Cada año, entre los meses de junio y diciembre, el mar patagónico se convierte en un escenario conmovedor: las ballenas francas australes regresan a las aguas del Golfo Nuevo para aparearse, parir y criar a sus ballenatos.
Puerto Madryn, en la provincia de Chubut, es uno de los mejores lugares del mundo para observarlas. La temporada 2025 inicia oficialmente el día 10 de este mes, prometiendo ser una de las más activas de los últimos años.
Aunque los primeros ejemplares ya comienzan a dejarse ver en la región, es a partir del 10 de junio cuando se habilita oficialmente la temporada turística de avistaje de ballenas: una oportunidad ideal para reconectar con la naturaleza, disfrutar de uno de los espectáculos más imponentes del hemisferio sur y descubrir todo lo que la costa patagónica tiene para ofrecer.

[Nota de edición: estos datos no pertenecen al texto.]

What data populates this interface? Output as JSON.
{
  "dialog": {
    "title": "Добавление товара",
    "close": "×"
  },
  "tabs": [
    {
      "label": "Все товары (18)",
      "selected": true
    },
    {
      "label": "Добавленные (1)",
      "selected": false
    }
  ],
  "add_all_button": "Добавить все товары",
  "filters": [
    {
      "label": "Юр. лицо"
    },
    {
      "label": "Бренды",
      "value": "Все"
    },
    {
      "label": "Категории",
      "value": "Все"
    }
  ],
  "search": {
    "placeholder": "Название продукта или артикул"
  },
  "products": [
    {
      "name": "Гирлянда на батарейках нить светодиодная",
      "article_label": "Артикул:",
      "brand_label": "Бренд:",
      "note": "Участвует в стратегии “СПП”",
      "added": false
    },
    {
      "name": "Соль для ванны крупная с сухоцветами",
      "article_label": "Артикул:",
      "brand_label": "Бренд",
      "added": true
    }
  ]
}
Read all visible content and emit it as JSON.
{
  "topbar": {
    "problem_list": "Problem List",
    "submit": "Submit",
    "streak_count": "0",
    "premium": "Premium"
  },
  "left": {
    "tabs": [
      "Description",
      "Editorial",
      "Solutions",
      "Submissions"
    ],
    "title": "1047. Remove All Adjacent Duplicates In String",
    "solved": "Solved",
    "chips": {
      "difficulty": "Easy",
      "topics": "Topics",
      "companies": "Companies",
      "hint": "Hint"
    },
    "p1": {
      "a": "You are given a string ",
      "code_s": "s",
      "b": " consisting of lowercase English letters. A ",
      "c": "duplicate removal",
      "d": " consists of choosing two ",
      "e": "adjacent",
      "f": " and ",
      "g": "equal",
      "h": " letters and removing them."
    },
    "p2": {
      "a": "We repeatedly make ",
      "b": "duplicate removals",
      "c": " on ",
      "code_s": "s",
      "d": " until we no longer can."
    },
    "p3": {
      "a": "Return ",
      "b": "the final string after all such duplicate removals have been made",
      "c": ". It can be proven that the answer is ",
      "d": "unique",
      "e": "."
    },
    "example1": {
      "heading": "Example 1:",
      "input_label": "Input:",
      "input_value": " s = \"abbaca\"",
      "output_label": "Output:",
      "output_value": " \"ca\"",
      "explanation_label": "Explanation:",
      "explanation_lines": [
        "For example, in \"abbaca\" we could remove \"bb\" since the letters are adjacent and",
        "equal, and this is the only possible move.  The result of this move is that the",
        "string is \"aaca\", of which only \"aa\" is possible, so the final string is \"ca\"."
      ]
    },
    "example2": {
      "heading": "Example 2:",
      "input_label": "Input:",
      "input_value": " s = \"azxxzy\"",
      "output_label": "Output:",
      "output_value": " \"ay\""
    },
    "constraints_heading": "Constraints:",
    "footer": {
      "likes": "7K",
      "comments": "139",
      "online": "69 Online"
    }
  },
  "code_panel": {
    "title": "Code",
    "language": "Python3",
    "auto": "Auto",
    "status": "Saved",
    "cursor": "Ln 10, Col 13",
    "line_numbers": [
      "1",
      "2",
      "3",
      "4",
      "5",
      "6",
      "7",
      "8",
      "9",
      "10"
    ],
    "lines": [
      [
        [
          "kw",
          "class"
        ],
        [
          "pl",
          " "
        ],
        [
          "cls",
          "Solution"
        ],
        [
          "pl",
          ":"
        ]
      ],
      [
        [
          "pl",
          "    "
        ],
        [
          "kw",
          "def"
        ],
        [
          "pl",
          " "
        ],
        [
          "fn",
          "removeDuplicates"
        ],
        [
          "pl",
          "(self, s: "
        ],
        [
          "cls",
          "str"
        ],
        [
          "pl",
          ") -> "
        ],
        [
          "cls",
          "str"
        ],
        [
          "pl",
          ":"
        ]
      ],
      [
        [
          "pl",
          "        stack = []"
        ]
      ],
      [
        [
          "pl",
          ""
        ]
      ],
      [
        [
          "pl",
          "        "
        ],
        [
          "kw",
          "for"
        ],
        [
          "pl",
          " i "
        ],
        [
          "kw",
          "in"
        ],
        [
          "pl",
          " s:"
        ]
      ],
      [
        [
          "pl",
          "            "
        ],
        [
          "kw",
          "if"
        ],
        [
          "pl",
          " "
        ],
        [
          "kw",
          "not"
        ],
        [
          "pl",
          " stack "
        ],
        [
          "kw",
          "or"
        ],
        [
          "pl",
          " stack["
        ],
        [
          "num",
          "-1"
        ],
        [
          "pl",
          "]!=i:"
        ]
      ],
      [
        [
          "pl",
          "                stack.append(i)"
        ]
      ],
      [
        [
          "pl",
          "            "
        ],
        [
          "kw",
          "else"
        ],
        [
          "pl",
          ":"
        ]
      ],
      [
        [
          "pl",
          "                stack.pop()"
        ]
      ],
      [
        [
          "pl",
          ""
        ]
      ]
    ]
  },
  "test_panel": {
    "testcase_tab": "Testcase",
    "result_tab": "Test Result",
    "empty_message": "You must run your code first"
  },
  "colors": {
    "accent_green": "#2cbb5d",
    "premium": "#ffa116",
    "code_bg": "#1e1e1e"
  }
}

La temporada de ballenas en Península Valdés se extiende de junio a diciembre, y desde la fecha de apertura, las empresas habilitadas ofrecerán salidas embarcadas diarias. Como incentivo para los primeros visitantes, según indican desde el destino, los precios de 2025 se mantendrán sin aumentos hasta el 31 de agosto, conservando los mismos valores que el año anterior.
AVISTAJE DE BALLENAS DESDE LA COSTA O EL MAR
El avistaje de ballenas en Península Valdés se puede disfrutar de dos formas: por un lado, desde la costa; y por otro, mediante excursiones embarcadas. Cada una tiene su atractivo y la recomendación es que, en la medida de lo posible, se puedan vivir ambas experiencias para hacer de la visita un viaje inolvidable.

Para quienes eligen la observación terrestre, uno de los puntos más recomendados es el Área Natural Protegida El Doradillo, ubicada a solo 15 kilómetros de Puerto Madryn.
Este sector ofrece una experiencia única por la proximidad de las ballenas a la orilla, especialmente durante la marea alta. Desde este rincón es común ver a las hembras nadando muy cerca de la costa junto a sus crías recién nacidas, en un entorno sin infraestructura que altera el paisaje, lo que permite un encuentro íntimo y auténtico con la naturaleza.
Para aprovechar al máximo de esta locación, se sugiere consultar los horarios de marea en los centros de informes turísticos para aprovechar al máximo la experiencia. En el lugar, el equipo de guardaparques está disponible para brindar orientación, información y acompañamiento, fomentando una visita responsable.
En cuanto al avistaje embarcado, este ofrece un nivel de cercanía inigualable y se realiza exclusivamente desde Puerto Pirámides. Las salidas, con una duración aproximada de 90 minutos, se programan en función de las condiciones del clima y del mar.
Las horas de la mañana suelen ser las más recomendadas, ya que es cuando el agua se encuentra más calma. Las embarcaciones autorizadas tienen capacidad para entre 20 y 60 pasajeros y cumplen con todos los requisitos para garantizar una experiencia segura y respetuosa con la fauna.